John's Reading Report - April 2007

I've been doing a lot more reading than blogging recently. But that just means I've got lots of fresh material to write about.

Here's what I've read since my last report:

Old Man's War, John Scalzi (Excellent old-school SF! I wouldn't say he's derivative of Heinlein, but definitely writes in the same fine tradition. If you're reading me, you probably know that John Scalzi keeps a great blog, too).

The Stars My Destination, Alfred Bester (I'm surprised this one hasn't been made into a movie yet. [Wait - I wonder?])

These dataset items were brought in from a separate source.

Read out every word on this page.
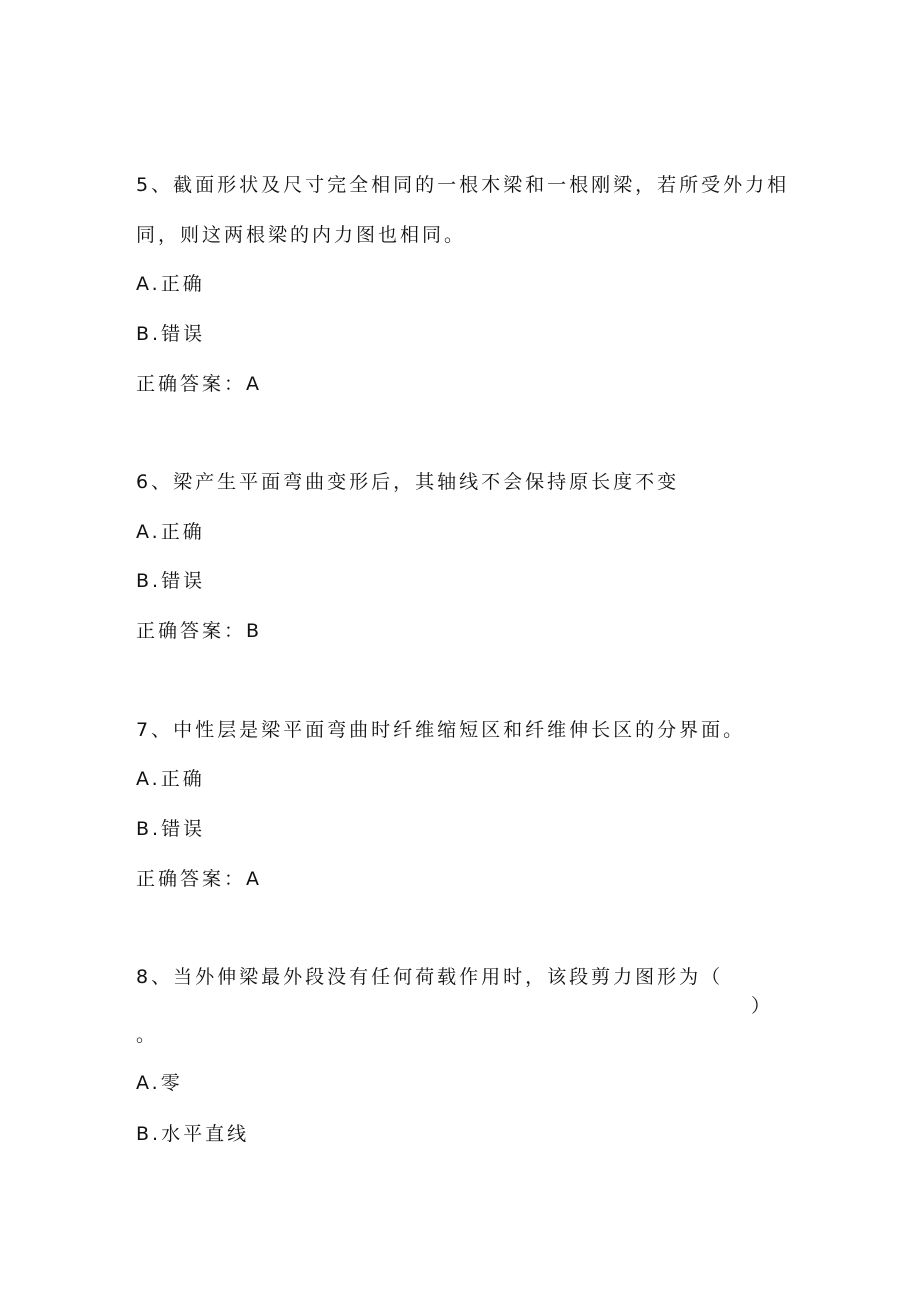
5、截面形状及尺寸完全相同的一根木梁和一根刚梁，若所受外力相
同，则这两根梁的内力图也相同。
A.正确
B.错误
正确答案：A
6、梁产生平面弯曲变形后，其轴线不会保持原长度不变
A.正确
B.错误
正确答案：B
7、中性层是梁平面弯曲时纤维缩短区和纤维伸长区的分界面。
A.正确
B.错误
正确答案：A
8、当外伸梁最外段没有任何荷载作用时，该段剪力图形为（
）
。
A.零
B.水平直线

The Years of Rice and Salt, Kim Stanley Robinson

The Measure of a Man: A Spiritual Autobiography, Sidney Poitier

In progress:

The God Delusion, Richard Dawkins

I Am a Strange Loop, Douglas Hofstadter

The Accidental Mind: How Brain Evolution Has Given Us Love, Memory, Dreams, and God, David J. Linden

On deck:

1776, David McCullough (Yeah, I know it's been waiting on the "to read" list for 3 months now. Best intentions and all that...)

Breaking the Spell: Religion as a Natural Phenomenon, Daniel C. Dennett

The Varieties of Scientific Experience: A Personal View of the Search for God, Carl Sagan (edited by Ann Druyan)

I used to be extremely interested in the philosophy and science of human consciousness. When I graduated from high school in 1986, I planned to pursue a double major of Linguistics and Computer Science at UT and become a researcher in the field of artificial intelligence. I was a Doug Hofstadter disciple, reading and re-reading Gödel, Escher, Bach: An Eternal Golden Braid, studying formal logic, teaching myself different languages and alphabets. There's a story as to why that plan went off the tracks, but I'm not telling it yet.

Long story short, I am now (and again) very much interested in the science of thought and the mind. Having suffered a brain trauma of sorts 25 years ago (the abuse by my uncle), and having gone through a paradigmatic response to that trauma during the past 25 years, I am fascinated at how the hardware and software in my skull have operated. While I still believe in free will, I now see and want to better understand the deterministic elements of consciousness.

This month's Heinlein quote (which my illustrious co-blogger and I happened to independently choose, for entirely different reasons) echoes that theme, and I will be building on it in future posts.